I agree. The job of a comedian…well, I suppose it’s to make people laugh, but you could definitely say it is also to poke fun at hypocrisy. You might even say it’s job is to comfort the afflicted and to afflict the comfortable! And because that is his job Jon Stewart does generally help the liberal side. All he has to do is play a clip of some obnoxious politician saying “X is terrible!” then pull that face of his and play another clip of the same politician a year earlier saying “X is wonderful!” This is why, when conservatives… Read more »
“When asked in interviews what the biggest problem in American politics is, Stewart often says “corruption,” not the concerns of any of the major parts of modern liberalism”
And this is why he is a hero. If you tie yourself to a Liberal or Conservative viewpoint, it’s like living life with only a left hand or a right, increasingly unable to see an un-tinted reality, and unable to think critically about real problems.

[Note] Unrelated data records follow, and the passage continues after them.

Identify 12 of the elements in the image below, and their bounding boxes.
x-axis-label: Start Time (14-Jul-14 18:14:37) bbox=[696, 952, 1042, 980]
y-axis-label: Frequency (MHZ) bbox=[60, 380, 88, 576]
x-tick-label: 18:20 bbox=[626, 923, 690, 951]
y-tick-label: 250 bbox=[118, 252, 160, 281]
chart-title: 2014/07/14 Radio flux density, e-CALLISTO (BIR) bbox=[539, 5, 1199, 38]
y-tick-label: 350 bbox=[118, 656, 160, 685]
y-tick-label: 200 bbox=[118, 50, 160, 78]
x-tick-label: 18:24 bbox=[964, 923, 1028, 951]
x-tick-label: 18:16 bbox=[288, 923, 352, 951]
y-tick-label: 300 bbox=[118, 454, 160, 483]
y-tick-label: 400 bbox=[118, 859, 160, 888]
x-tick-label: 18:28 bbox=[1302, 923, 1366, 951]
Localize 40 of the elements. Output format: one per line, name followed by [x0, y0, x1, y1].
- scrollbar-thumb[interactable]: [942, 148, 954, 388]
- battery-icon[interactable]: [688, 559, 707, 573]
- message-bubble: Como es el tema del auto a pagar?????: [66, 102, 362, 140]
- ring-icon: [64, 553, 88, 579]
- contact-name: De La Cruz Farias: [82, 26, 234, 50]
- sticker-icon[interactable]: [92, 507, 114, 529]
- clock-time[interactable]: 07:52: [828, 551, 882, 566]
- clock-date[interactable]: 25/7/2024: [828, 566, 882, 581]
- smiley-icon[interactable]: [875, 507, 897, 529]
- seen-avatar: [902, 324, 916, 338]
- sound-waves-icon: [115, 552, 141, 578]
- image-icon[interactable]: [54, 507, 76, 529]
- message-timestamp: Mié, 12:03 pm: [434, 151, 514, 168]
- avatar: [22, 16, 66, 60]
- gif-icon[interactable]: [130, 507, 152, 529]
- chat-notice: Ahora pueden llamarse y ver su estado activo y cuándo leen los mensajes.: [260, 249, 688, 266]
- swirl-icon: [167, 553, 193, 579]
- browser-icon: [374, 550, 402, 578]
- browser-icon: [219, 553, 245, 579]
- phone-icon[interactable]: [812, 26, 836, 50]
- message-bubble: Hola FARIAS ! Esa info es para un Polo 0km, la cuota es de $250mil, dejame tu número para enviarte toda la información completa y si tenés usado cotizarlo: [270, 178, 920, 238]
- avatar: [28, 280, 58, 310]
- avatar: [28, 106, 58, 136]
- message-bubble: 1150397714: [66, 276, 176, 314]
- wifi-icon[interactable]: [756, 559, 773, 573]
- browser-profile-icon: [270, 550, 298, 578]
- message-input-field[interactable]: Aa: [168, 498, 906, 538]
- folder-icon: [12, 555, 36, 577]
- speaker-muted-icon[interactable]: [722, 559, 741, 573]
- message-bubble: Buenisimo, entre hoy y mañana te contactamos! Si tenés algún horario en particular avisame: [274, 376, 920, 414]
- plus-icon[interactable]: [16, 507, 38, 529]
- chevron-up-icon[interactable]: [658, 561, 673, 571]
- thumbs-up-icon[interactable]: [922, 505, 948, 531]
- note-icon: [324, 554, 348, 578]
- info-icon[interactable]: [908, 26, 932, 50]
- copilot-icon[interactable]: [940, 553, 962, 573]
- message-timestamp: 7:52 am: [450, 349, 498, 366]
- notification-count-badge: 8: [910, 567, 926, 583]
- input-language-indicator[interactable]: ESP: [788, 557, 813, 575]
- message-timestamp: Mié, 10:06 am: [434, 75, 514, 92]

Which is why the increasingly blatant Liberal tone coming out of GMP is rendering it more and more useless to me a source of valuable opinions.
He is far better than Bill O’Reilly. I love the way Stewart tore apart that woman who was fighting against the Affordable Care Act. She had to leave her job because of her humiliation.
Agree with you that Stewart is not an across-the-board Liberal – that is, as non-Liberals define us.
But he IS a liberal as most of US define ourselves: Not so scary-radical, very much in-tune with morality and ethics, and patriotic. How many times I sat and watched him speak to something that liberals, often the victims of our own self-imposed anger, rarely get to present to the world a point of view about, and said, “Yes. Yes! YES!”.